What price Christie? part 7

For readers who are new to this series, let me repeat my explanation of the title. In Volume V of Martin Gilbert’s monumental biography of Churchill (Winston S. Churchill:The Prophet of Truth: 1922-1939), we learn that an enormous poster appeared in the Strand and at other prominent points around London in the last week of July 1939. Placed by an advertising agent who was anxious “to get people thinking of the reinstatement of Churchill,” the poster asked simply: “What price Churchill?” (A photograph of the poster can be seen here.) On July 25, 1939, the Daily Mirror noted: “The writing on the wall? This giant poster is causing considerable comment.”
At the time the poster was mounted, Churchill was a parliamentary backbencher reviled by the Tory government and studiously passed over for any significant position in the Cabinet. The message intended by the inspired citizen who commissioned the poster was something to the effect: “What do we have to pay to get this guy on the case?”
Wall Street Journal editorial page editor Paul Gigot took a timeout last week to check in with New Jersey Governor Chris Christie upon his victory in the legislative session that just concluded. The interview runs in the first 14 minutes of the video below. Videos like this one and the others we have run in this series raise the question in my mind: What price Christie?

Governor Christie posted his own video message to New Jersey voters last week. In the video below, as in his interview with Gigot in the video above, Christie both looks back on his victory and looks ahead to the struggle to cap New Jersey property taxes.

Will Governor Christie prevail in the Battle of New Jersey? He himself leaves it an open question in the interview with Gigot. Even Churchill had his doubts about the outcome of the Battle of Britain. While he was driving home from Buckingham Palace on May 10, 1940, after having received the King’s appointment as prime minister, Churchill said to an aide: “I hope that it is not too late. I am very much afraid that it is. We can only do our best.”

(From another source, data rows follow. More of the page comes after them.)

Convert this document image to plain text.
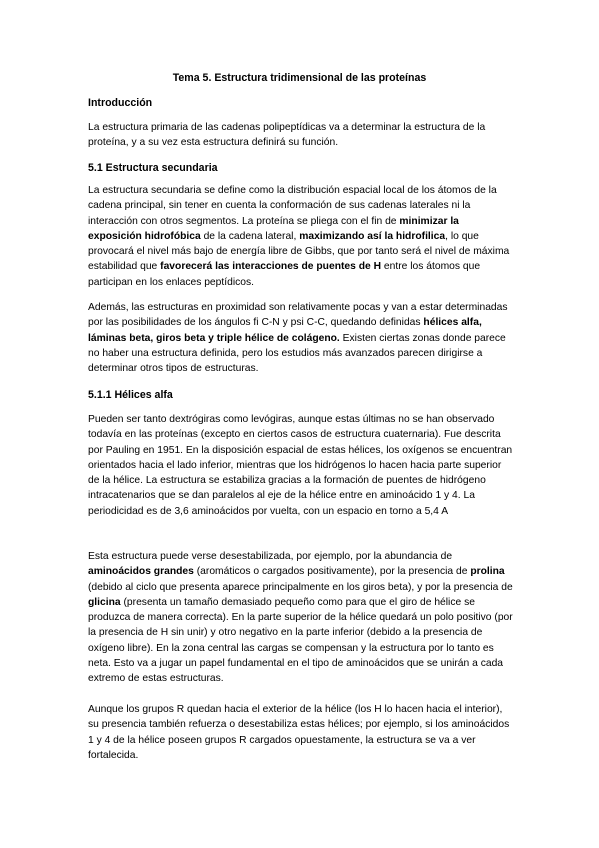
Tema 5. Estructura tridimensional de las proteínas
Introducción
La estructura primaria de las cadenas polipeptídicas va a determinar la estructura de la proteína, y a su vez esta estructura definirá su función.
5.1 Estructura secundaria
La estructura secundaria se define como la distribución espacial local de los átomos de la cadena principal, sin tener en cuenta la conformación de sus cadenas laterales ni la interacción con otros segmentos. La proteína se pliega con el fin de minimizar la exposición hidrofóbica de la cadena lateral, maximizando así la hidrofilica, lo que provocará el nivel más bajo de energía libre de Gibbs, que por tanto será el nivel de máxima estabilidad que favorecerá las interacciones de puentes de H entre los átomos que participan en los enlaces peptídicos.
Además, las estructuras en proximidad son relativamente pocas y van a estar determinadas por las posibilidades de los ángulos fi C-N y psi C-C, quedando definidas hélices alfa, láminas beta, giros beta y triple hélice de colágeno. Existen ciertas zonas donde parece no haber una estructura definida, pero los estudios más avanzados parecen dirigirse a determinar otros tipos de estructuras.
5.1.1 Hélices alfa
Pueden ser tanto dextrógiras como levógiras, aunque estas últimas no se han observado todavía en las proteínas (excepto en ciertos casos de estructura cuaternaria). Fue descrita por Pauling en 1951. En la disposición espacial de estas hélices, los oxígenos se encuentran orientados hacia el lado inferior, mientras que los hidrógenos lo hacen hacia parte superior de la hélice. La estructura se estabiliza gracias a la formación de puentes de hidrógeno intracatenarios que se dan paralelos al eje de la hélice entre en aminoácido 1 y 4. La periodicidad es de 3,6 aminoácidos por vuelta, con un espacio en torno a 5,4 A
Esta estructura puede verse desestabilizada, por ejemplo, por la abundancia de aminoácidos grandes (aromáticos o cargados positivamente), por la presencia de prolina (debido al ciclo que presenta aparece principalmente en los giros beta), y por la presencia de glicina (presenta un tamaño demasiado pequeño como para que el giro de hélice se produzca de manera correcta). En la parte superior de la hélice quedará un polo positivo (por la presencia de H sin unir) y otro negativo en la parte inferior (debido a la presencia de oxígeno libre). En la zona central las cargas se compensan y la estructura por lo tanto es neta. Esto va a jugar un papel fundamental en el tipo de aminoácidos que se unirán a cada extremo de estas estructuras.
Aunque los grupos R quedan hacia el exterior de la hélice (los H lo hacen hacia el interior), su presencia también refuerza o desestabiliza estas hélices; por ejemplo, si los aminoácidos 1 y 4 de la hélice poseen grupos R cargados opuestamente, la estructura se va a ver fortalecida.
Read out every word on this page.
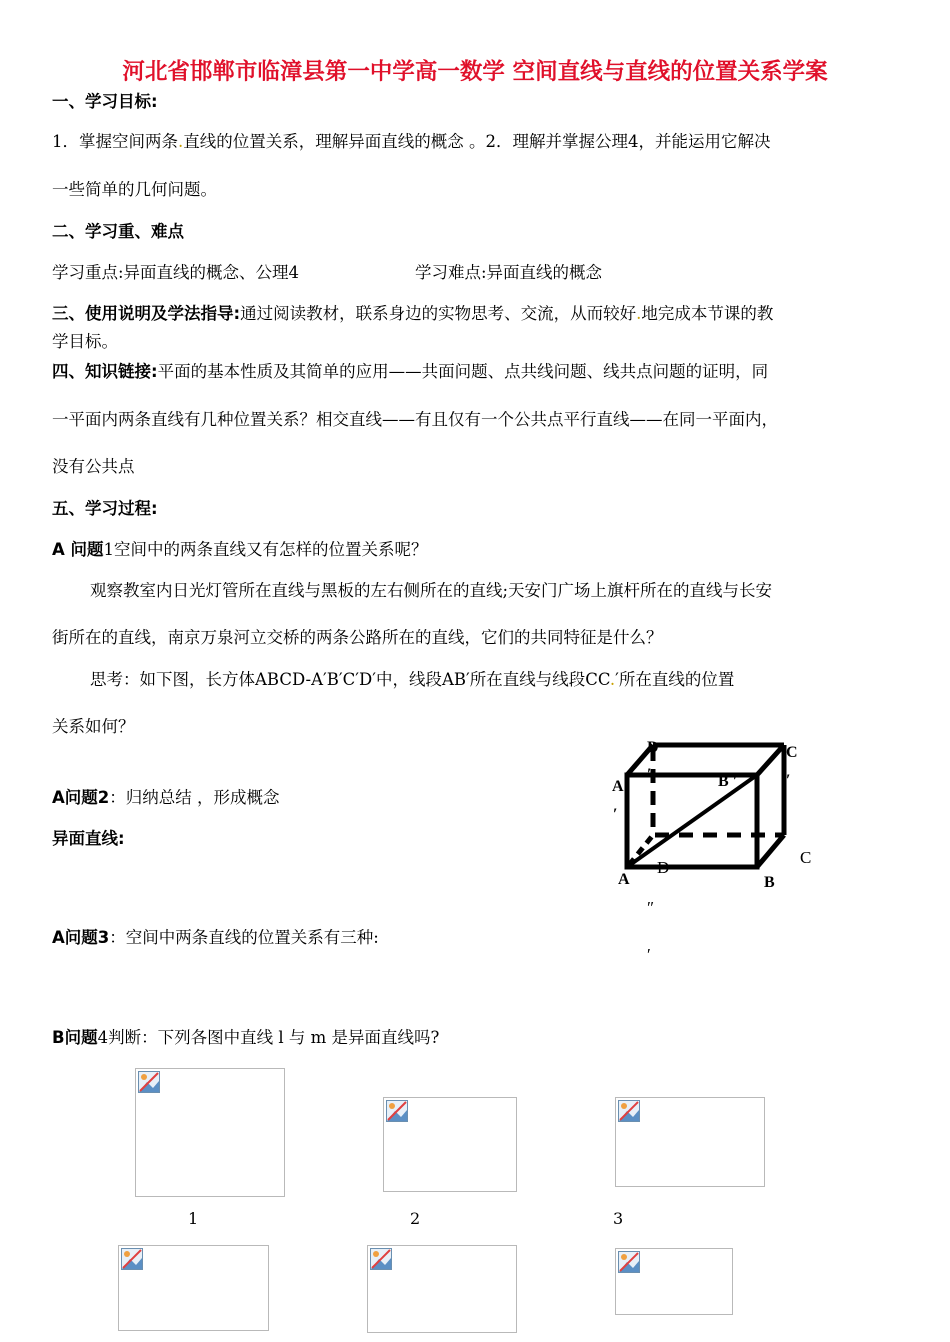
河北省邯郸市临漳县第一中学高一数学 空间直线与直线的位置关系学案
一、学习目标:
1．掌握空间两条.直线的位置关系，理解异面直线的概念 。2．理解并掌握公理4，并能运用它解决
一些简单的几何问题。
二、学习重、难点
学习重点:异面直线的概念、公理4	学习难点:异面直线的概念
三、使用说明及学法指导:通过阅读教材，联系身边的实物思考、交流，从而较好.地完成本节课的教
学目标。
四、知识链接:平面的基本性质及其简单的应用——共面问题、点共线问题、线共点问题的证明，同
一平面内两条直线有几种位置关系？相交直线——有且仅有一个公共点平行直线——在同一平面内，
没有公共点
五、学习过程:
A 问题1空间中的两条直线又有怎样的位置关系呢？
观察教室内日光灯管所在直线与黑板的左右侧所在的直线;天安门广场上旗杆所在的直线与长安
街所在的直线，南京万泉河立交桥的两条公路所在的直线，它们的共同特征是什么？
思考：如下图，长方体ABCD-A′B′C′D′中，线段AB′所在直线与线段CC.′所在直线的位置
关系如何？
A问题2：归纳总结 ，形成概念
异面直线:
A问题3：空间中两条直线的位置关系有三种:
B问题4判断：下列各图中直线 l 与 m 是异面直线吗?
D	C
A	B
′	′
′
′
D
C
A	B
″
′
1	2	3
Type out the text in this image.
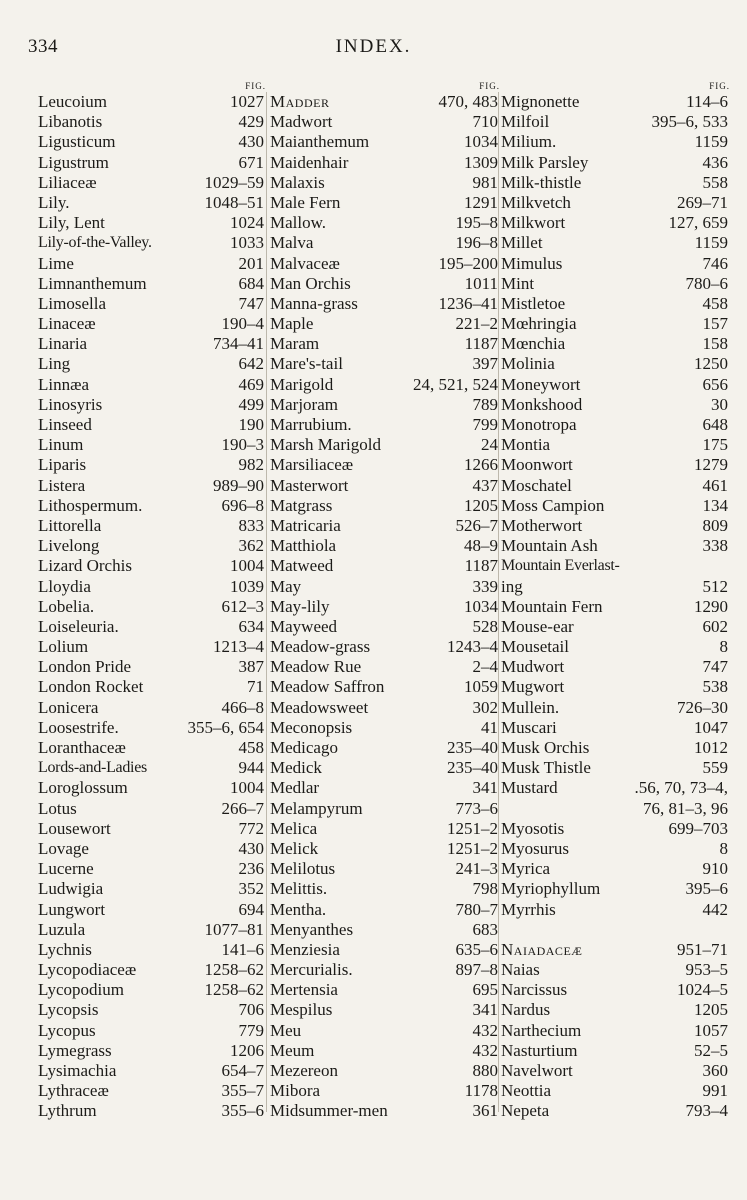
334	INDEX.
FIG.
Leucoium	1027
Libanotis	429
Ligusticum	430
Ligustrum	671
Liliaceæ	1029–59
Lily.	1048–51
Lily, Lent	1024
Lily-of-the-Valley.	1033
Lime	201
Limnanthemum	684
Limosella	747
Linaceæ	190–4
Linaria	734–41
Ling	642
Linnæa	469
Linosyris	499
Linseed	190
Linum	190–3
Liparis	982
Listera	989–90
Lithospermum.	696–8
Littorella	833
Livelong	362
Lizard Orchis	1004
Lloydia	1039
Lobelia.	612–3
Loiseleuria.	634
Lolium	1213–4
London Pride	387
London Rocket	71
Lonicera	466–8
Loosestrife.	355–6, 654
Loranthaceæ	458
Lords-and-Ladies	944
Loroglossum	1004
Lotus	266–7
Lousewort	772
Lovage	430
Lucerne	236
Ludwigia	352
Lungwort	694
Luzula	1077–81
Lychnis	141–6
Lycopodiaceæ	1258–62
Lycopodium	1258–62
Lycopsis	706
Lycopus	779
Lymegrass	1206
Lysimachia	654–7
Lythraceæ	355–7
Lythrum	355–6
FIG.
Madder	470, 483
Madwort	710
Maianthemum	1034
Maidenhair	1309
Malaxis	981
Male Fern	1291
Mallow.	195–8
Malva	196–8
Malvaceæ	195–200
Man Orchis	1011
Manna-grass	1236–41
Maple	221–2
Maram	1187
Mare's-tail	397
Marigold	24, 521, 524
Marjoram	789
Marrubium.	799
Marsh Marigold	24
Marsiliaceæ	1266
Masterwort	437
Matgrass	1205
Matricaria	526–7
Matthiola	48–9
Matweed	1187
May	339
May-lily	1034
Mayweed	528
Meadow-grass	1243–4
Meadow Rue	2–4
Meadow Saffron	1059
Meadowsweet	302
Meconopsis	41
Medicago	235–40
Medick	235–40
Medlar	341
Melampyrum	773–6
Melica	1251–2
Melick	1251–2
Melilotus	241–3
Melittis.	798
Mentha.	780–7
Menyanthes	683
Menziesia	635–6
Mercurialis.	897–8
Mertensia	695
Mespilus	341
Meu	432
Meum	432
Mezereon	880
Mibora	1178
Midsummer-men	361
FIG.
Mignonette	114–6
Milfoil	395–6, 533
Milium.	1159
Milk Parsley	436
Milk-thistle	558
Milkvetch	269–71
Milkwort	127, 659
Millet	1159
Mimulus	746
Mint	780–6
Mistletoe	458
Mœhringia	157
Mœnchia	158
Molinia	1250
Moneywort	656
Monkshood	30
Monotropa	648
Montia	175
Moonwort	1279
Moschatel	461
Moss Campion	134
Motherwort	809
Mountain Ash	338
Mountain Everlast-
ing	512
Mountain Fern	1290
Mouse-ear	602
Mousetail	8
Mudwort	747
Mugwort	538
Mullein.	726–30
Muscari	1047
Musk Orchis	1012
Musk Thistle	559
Mustard	.56, 70, 73–4,
76, 81–3, 96
Myosotis	699–703
Myosurus	8
Myrica	910
Myriophyllum	395–6
Myrrhis	442
Naiadaceæ	951–71
Naias	953–5
Narcissus	1024–5
Nardus	1205
Narthecium	1057
Nasturtium	52–5
Navelwort	360
Neottia	991
Nepeta	793–4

In the decisive Cabinet meeting of May 28, Churchill addressed members of the government who were considerably less resolute than he was: “I have thought carefully in these last days whether it was part of my duty to consider entering into negotiations with That Man…. And I am convinced that every one of you would rise up and tear me down from my place if I were for one moment to contemplate parley or surrender. If this long island story of ours is to end at last, let it end only when each one of us lies choking in his own blood upon the ground.” The effect on his colleagues was electrifying.

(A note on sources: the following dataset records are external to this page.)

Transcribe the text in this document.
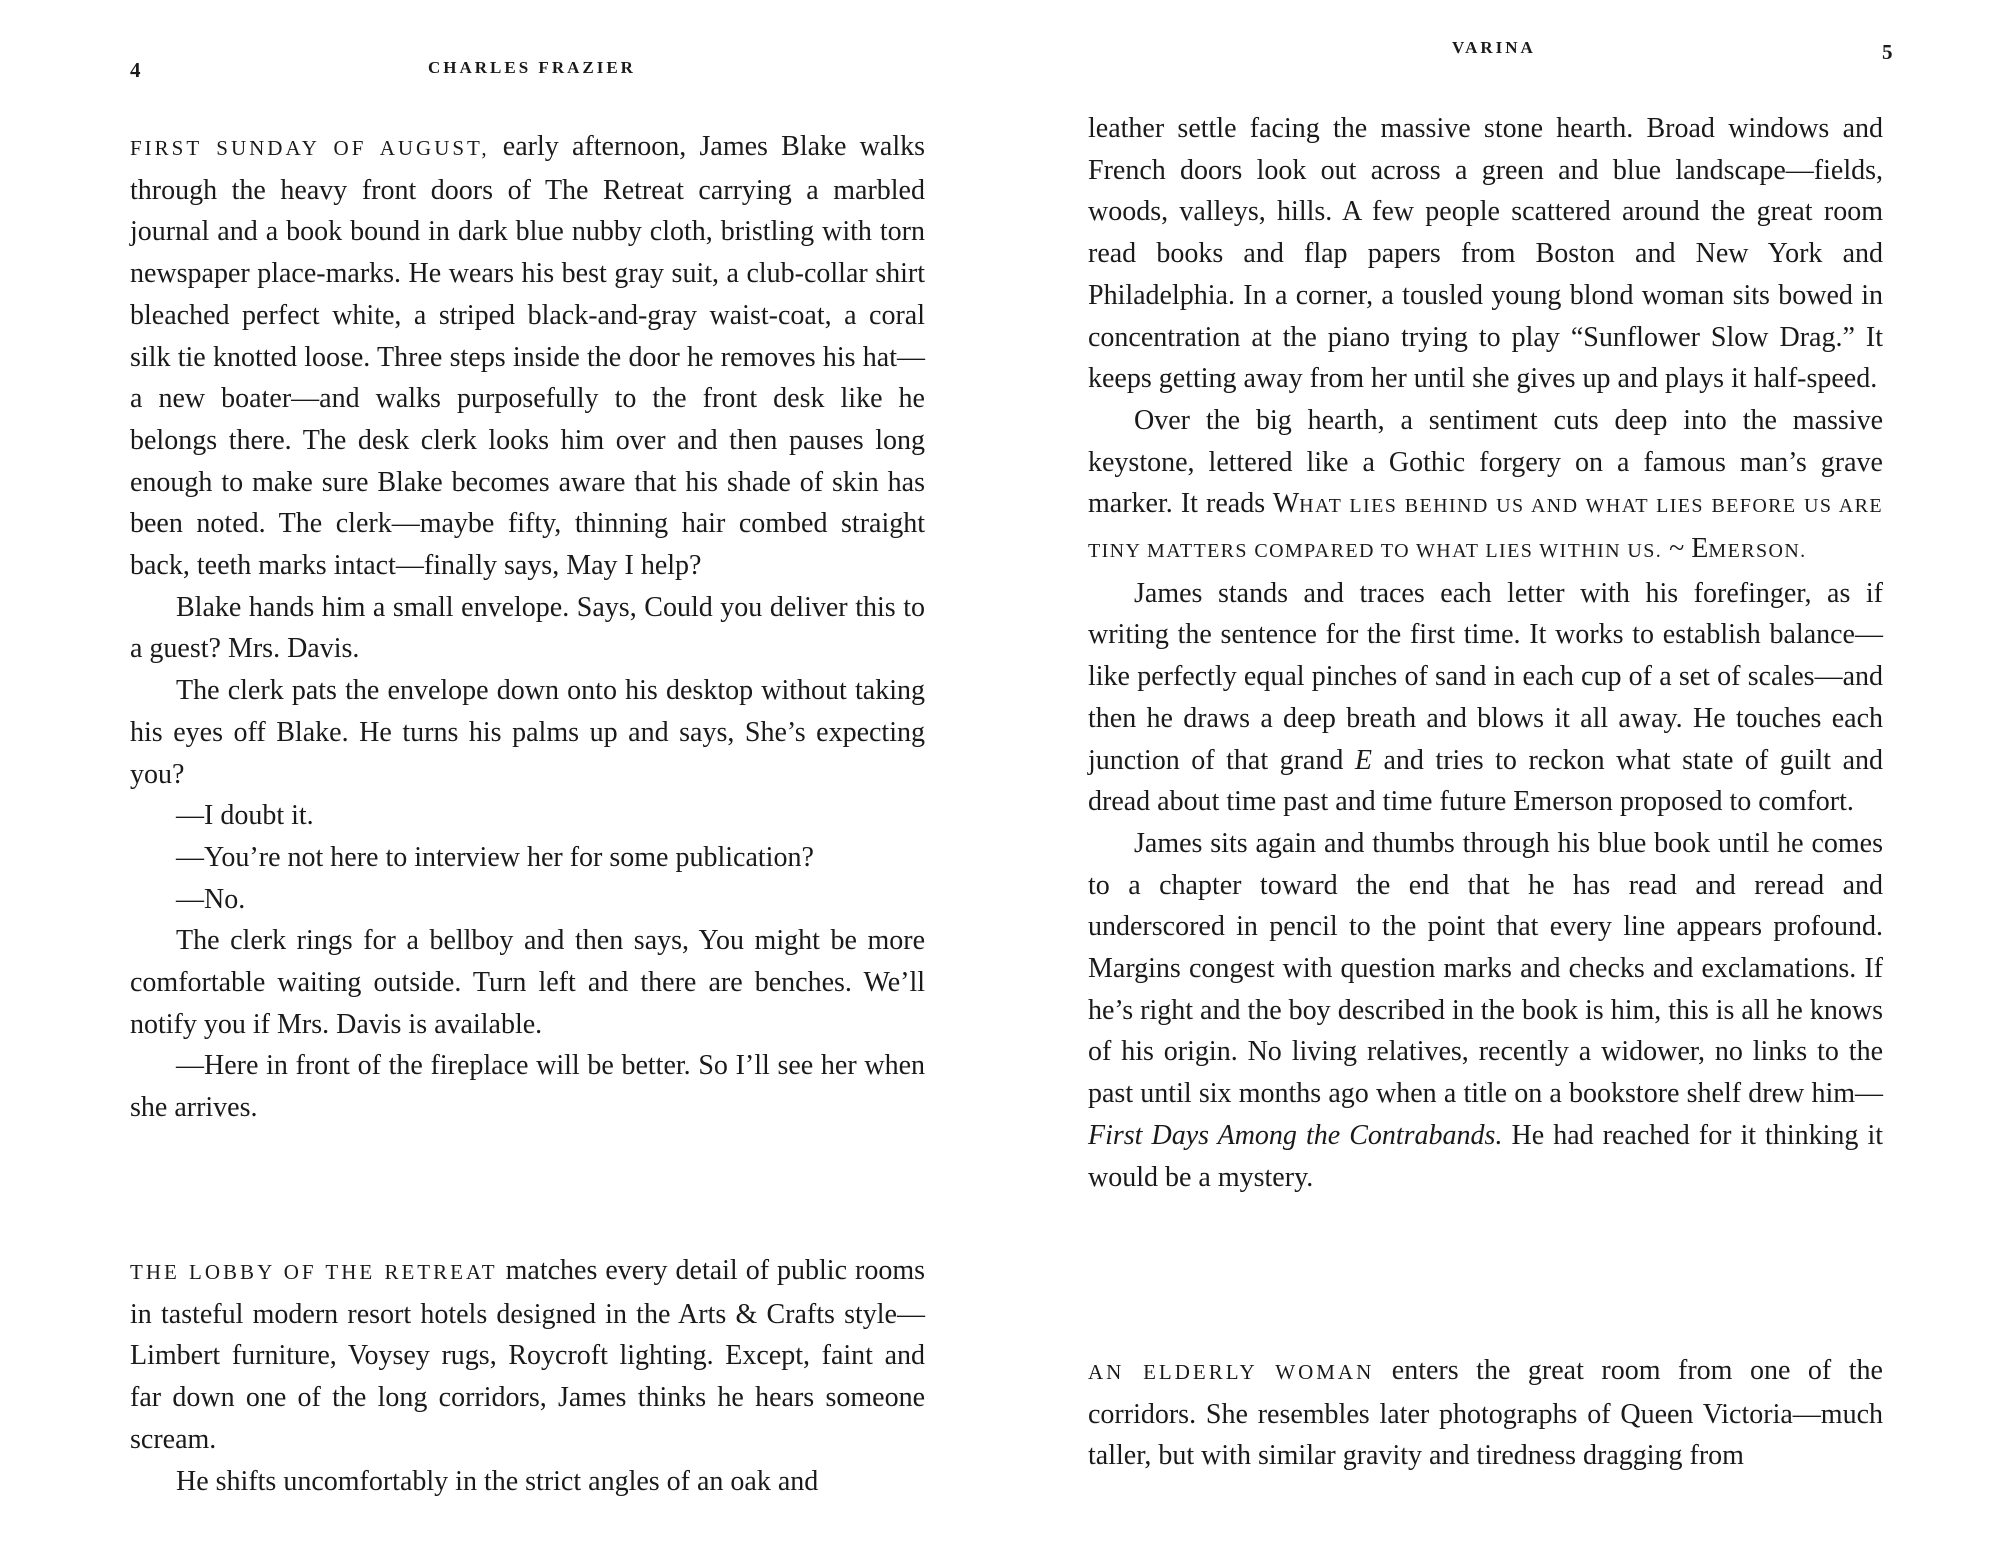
4	CHARLES FRAZIER

FIRST SUNDAY OF AUGUST, early afternoon, James Blake walks through the heavy front doors of The Retreat carrying a marbled journal and a book bound in dark blue nubby cloth, bristling with torn newspaper place-marks. He wears his best gray suit, a club-collar shirt bleached perfect white, a striped black-and-gray waist-coat, a coral silk tie knotted loose. Three steps inside the door he removes his hat—a new boater—and walks purposefully to the front desk like he belongs there. The desk clerk looks him over and then pauses long enough to make sure Blake becomes aware that his shade of skin has been noted. The clerk—maybe fifty, thinning hair combed straight back, teeth marks intact—finally says, May I help?

Blake hands him a small envelope. Says, Could you deliver this to a guest? Mrs. Davis.

The clerk pats the envelope down onto his desktop without taking his eyes off Blake. He turns his palms up and says, She’s expecting you?

—I doubt it.

—You’re not here to interview her for some publication?

—No.

The clerk rings for a bellboy and then says, You might be more comfortable waiting outside. Turn left and there are benches. We’ll notify you if Mrs. Davis is available.

—Here in front of the fireplace will be better. So I’ll see her when she arrives.

THE LOBBY OF THE RETREAT matches every detail of public rooms in tasteful modern resort hotels designed in the Arts & Crafts style—Limbert furniture, Voysey rugs, Roycroft lighting. Except, faint and far down one of the long corridors, James thinks he hears someone scream.

He shifts uncomfortably in the strict angles of an oak and

VARINA	5

leather settle facing the massive stone hearth. Broad windows and French doors look out across a green and blue landscape—fields, woods, valleys, hills. A few people scattered around the great room read books and flap papers from Boston and New York and Philadelphia. In a corner, a tousled young blond woman sits bowed in concentration at the piano trying to play “Sunflower Slow Drag.” It keeps getting away from her until she gives up and plays it half-speed.

Over the big hearth, a sentiment cuts deep into the massive keystone, lettered like a Gothic forgery on a famous man’s grave marker. It reads WHAT LIES BEHIND US AND WHAT LIES BEFORE US ARE TINY MATTERS COMPARED TO WHAT LIES WITHIN US. ~ EMERSON.

James stands and traces each letter with his forefinger, as if writing the sentence for the first time. It works to establish balance—like perfectly equal pinches of sand in each cup of a set of scales—and then he draws a deep breath and blows it all away. He touches each junction of that grand E and tries to reckon what state of guilt and dread about time past and time future Emerson proposed to comfort.

James sits again and thumbs through his blue book until he comes to a chapter toward the end that he has read and reread and underscored in pencil to the point that every line appears profound. Margins congest with question marks and checks and exclamations. If he’s right and the boy described in the book is him, this is all he knows of his origin. No living relatives, recently a widower, no links to the past until six months ago when a title on a bookstore shelf drew him—First Days Among the Contrabands. He had reached for it thinking it would be a mystery.

AN ELDERLY WOMAN enters the great room from one of the corridors. She resembles later photographs of Queen Victoria—much taller, but with similar gravity and tiredness dragging from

Commenting on this episode in Churchill on Leadership, Steven Hayward writes: “[F]rom time to time, and especially in a crisis, the genuine leader must simply exert his personal force and summon up his willfulness.” One senses that Governor Christie has absorbed this particular Churchillian lesson (not that he wouldn’t appreciate a copy of Hayward’s superb handbook for inspiration).
On this point see the New Jersey Star-Ledger’s review of Governor Christie’s battle with the Democratic majority in the New Jersey legislature during the session just concluded. The article shrewdly credits one aspect in particular of Governor Christie’s approach to the battle: “What Christie knew how to do was decide.”

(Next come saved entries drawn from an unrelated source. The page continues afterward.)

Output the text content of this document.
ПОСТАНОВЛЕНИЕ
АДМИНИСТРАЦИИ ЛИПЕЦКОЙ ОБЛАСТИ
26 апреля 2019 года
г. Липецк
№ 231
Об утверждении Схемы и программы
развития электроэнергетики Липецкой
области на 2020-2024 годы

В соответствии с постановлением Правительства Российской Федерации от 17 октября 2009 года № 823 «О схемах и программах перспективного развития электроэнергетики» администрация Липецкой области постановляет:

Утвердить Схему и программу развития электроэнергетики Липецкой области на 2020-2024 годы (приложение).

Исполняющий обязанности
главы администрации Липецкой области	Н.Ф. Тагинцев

PAUL joins the bandwagon: I was not on the Christie bandwagon until I saw his interview with Gigot. Facing down idiot reporters and irate union members is certainly God’s work, but not enough to make me fall for a politician.
I now see, however, that I wasn’t paying enough attention to the substance of Christie’s underlying program. Hearing him articulate it in the context of a serious interview has converted me.